Mauerhan D R, Campbell M, Miller J S, Mokris J G, Gregory A, Kiebzak G M
Miller Orthopaedic Clinic, Charlotte, NC 28203, USA.
J Arthroplasty. 1997 Aug;12(5):546-52. doi: 10.1016/s0883-5403(97)90178-9.
The purpose of this study was to determine if intra-articular injection of morphine or bupivacaine significantly decreased postoperative pain as well as the use of intravenous narcotics for pain relief in patients undergoing total knee arthroplasty (TKA). In a prospective, double-blind, randomized fashion, 105 patients undergoing TKA were divided into the following 4 groups defined by the intra-articular injection they received: group 1 (n = 27) received saline solution, group 2 (n = 26) received morphine sulfate (5 mg), group 3 (n = 24) received bupivacaine (50 mg), and group 4 (n = 28) received a combination of morphine sulfate and bupivacaine. The injections were administered immediately after wound closure by the Hemovac drainage tubing that remained clamped for 45 minutes after surgery to allow for absorption. Before surgery and at 2, 4, 6, 24, and 48 hours after surgery, pain intensity was recorded using a visual analog scale. Postoperative supplemental intravenous morphine and/or meperidine was administered via a patient-controlled analgesia device, and 24-hour drug usage was tabulated. Results were suggestive of a modest short-term reduction in pain scores in the morphine and bupivacaine treatment groups compared with placebo (saline); however, results were statistically significant only at 4 hours because of the great variability in the pain score data. The total amount of postoperative pain medication used in the first 24 hours after surgery was not statistically significant between the 4 treatment groups. Thus, the results put into question the benefit of postoperative intra-articular administration of morphine or bupivacaine in patients undergoing TKA.

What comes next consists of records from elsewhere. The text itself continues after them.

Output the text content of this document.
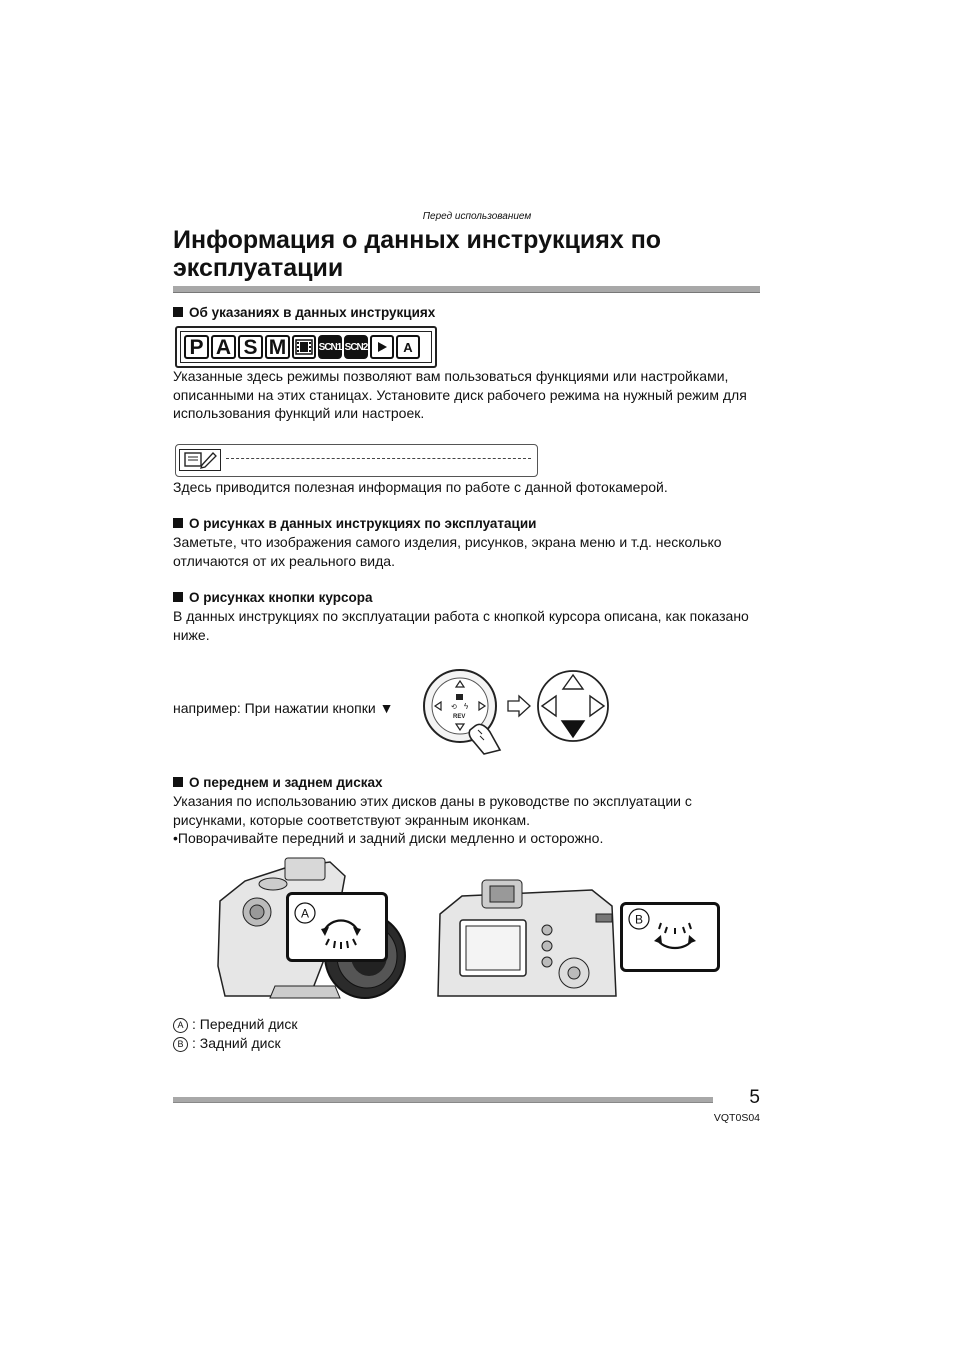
Перед использованием
Информация о данных инструкциях по
эксплуатации
Об указаниях в данных инструкциях
P A S M	SCN1 SCN2	A
Указанные здесь режимы позволяют вам пользоваться функциями или настройками, описанными на этих станицах. Установите диск рабочего режима на нужный режим для использования функций или настроек.
Здесь приводится полезная информация по работе с данной фотокамерой.
О рисунках в данных инструкциях по эксплуатации
Заметьте, что изображения самого изделия, рисунков, экрана меню и т.д. несколько отличаются от их реального вида.
О рисунках кнопки курсора
В данных инструкциях по эксплуатации работа с кнопкой курсора описана, как показано ниже.
например: При нажатии кнопки ▼	⟲ ϟ
REV
О переднем и заднем дисках
Указания по использованию этих дисков даны в руководстве по эксплуатации с рисунками, которые соответствуют экранным иконкам.
•Поворачивайте передний и задний диски медленно и осторожно.
A	B
A : Передний диск
B : Задний диск
5
VQT0S04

本研究的目的是确定关节腔内注射吗啡或布比卡因是否能显著减轻全膝关节置换术(TKA)患者的术后疼痛以及减少用于止痛的静脉麻醉药的使用。采用前瞻性、双盲、随机的方式,将105例行TKA的患者根据其接受的关节腔内注射分为以下4组:第1组(n = 27)接受生理盐水,第2组(n = 26)接受硫酸吗啡(5 mg),第3组(n = 24)接受布比卡因(50 mg),第4组(n = 28)接受硫酸吗啡和布比卡因的联合制剂。在伤口缝合后立即通过Hemovac引流管进行注射,术后该引流管夹闭45分钟以利于吸收。在手术前以及术后2、4、6、24和48小时,使用视觉模拟量表记录疼痛强度。术后通过患者自控镇痛装置给予补充静脉注射吗啡和/或哌替啶,并将24小时药物使用情况制成表格。结果表明,与安慰剂(生理盐水)相比,吗啡和布比卡因治疗组的疼痛评分有适度的短期降低;然而,由于疼痛评分数据的巨大变异性,仅在4小时时结果具有统计学意义。4个治疗组术后24小时内使用的疼痛药物总量无统计学差异。因此,这些结果使人质疑TKA患者术后关节腔内注射吗啡或布比卡因的益处。